The price cut, starting from Wednesday, will lower the consumer price index (CPI) for July by 0.01 percentage point, said Chen Qing, an analyst with the Beijing-based SCI, a major portal for Chinese commodity information.
"However, that doesn't necessarily mean that the cost of living will be significantly lowered," Chen said.
China's top economic planning agency, the National Development and Reform Commission, announced Tuesday that the benchmark retail price for gasoline would be slashed by 420 yuan (66.46 U.S. dollars) per tonne starting Wednesday, with diesel being cut by 400 yuan per tonne.
The move marked the third cut in two months, as crude oil costs have continued to fall since China's last fuel price cuts in June.

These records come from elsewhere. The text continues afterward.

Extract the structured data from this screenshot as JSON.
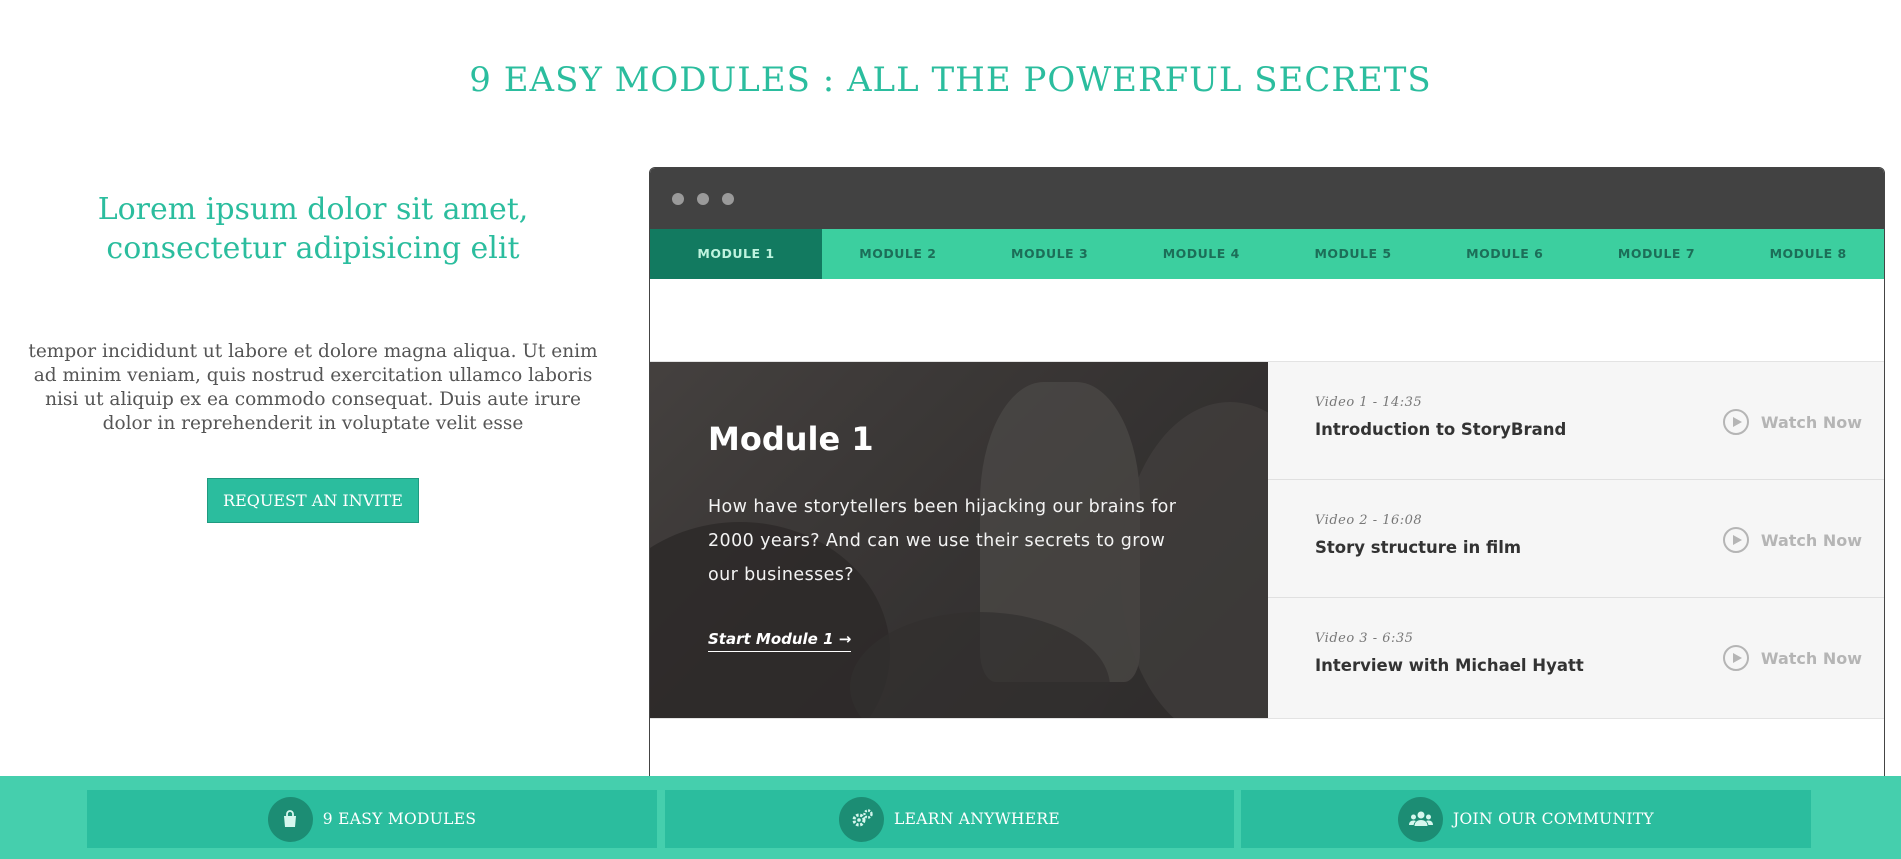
{
  "main_title": "9 EASY MODULES : ALL THE POWERFUL SECRETS",
  "left": {
    "heading": "Lorem ipsum dolor sit amet, consectetur adipisicing elit",
    "body": "tempor incididunt ut labore et dolore magna aliqua. Ut enim ad minim veniam, quis nostrud exercitation ullamco laboris nisi ut aliquip ex ea commodo consequat. Duis aute irure dolor in reprehenderit in voluptate velit esse",
    "button_label": "REQUEST AN INVITE"
  },
  "browser": {
    "tabs": [
      "MODULE 1",
      "MODULE 2",
      "MODULE 3",
      "MODULE 4",
      "MODULE 5",
      "MODULE 6",
      "MODULE 7",
      "MODULE 8"
    ],
    "active_tab": "MODULE 1",
    "hero": {
      "title": "Module 1",
      "description": "How have storytellers been hijacking our brains for 2000 years? And can we use their secrets to grow our businesses?",
      "link": "Start Module 1 →"
    },
    "videos": [
      {
        "meta": "Video 1 - 14:35",
        "title": "Introduction to StoryBrand",
        "action": "Watch Now"
      },
      {
        "meta": "Video 2 - 16:08",
        "title": "Story structure in film",
        "action": "Watch Now"
      },
      {
        "meta": "Video 3 - 6:35",
        "title": "Interview with Michael Hyatt",
        "action": "Watch Now"
      }
    ]
  },
  "features": [
    {
      "icon": "shopping-bag-icon",
      "label": "9 EASY MODULES"
    },
    {
      "icon": "gears-icon",
      "label": "LEARN ANYWHERE"
    },
    {
      "icon": "users-icon",
      "label": "JOIN OUR COMMUNITY"
    }
  ],
  "colors": {
    "accent": "#2bbd9e",
    "tab_bar": "#3ccf9f",
    "active_tab": "#127a60",
    "browser_chrome": "#424242",
    "feature_bar": "#45cfad"
  }
}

For those who only drive their cars to work and consume less fuel, the benefits from the price cuts will be trivial, Chen said.
Price drops that are passed on to commodities such as vegetables as a result of lower transportation costs will be negligible, Chen said.
Chen said international crude oil prices may see another rebound as a result of greater global liquidity.
Prices for China's refined oil might also go up during the next readjustment, as a large number of construction projects will begin in the third quarter of the year and China's property market is warming up again, Chen said.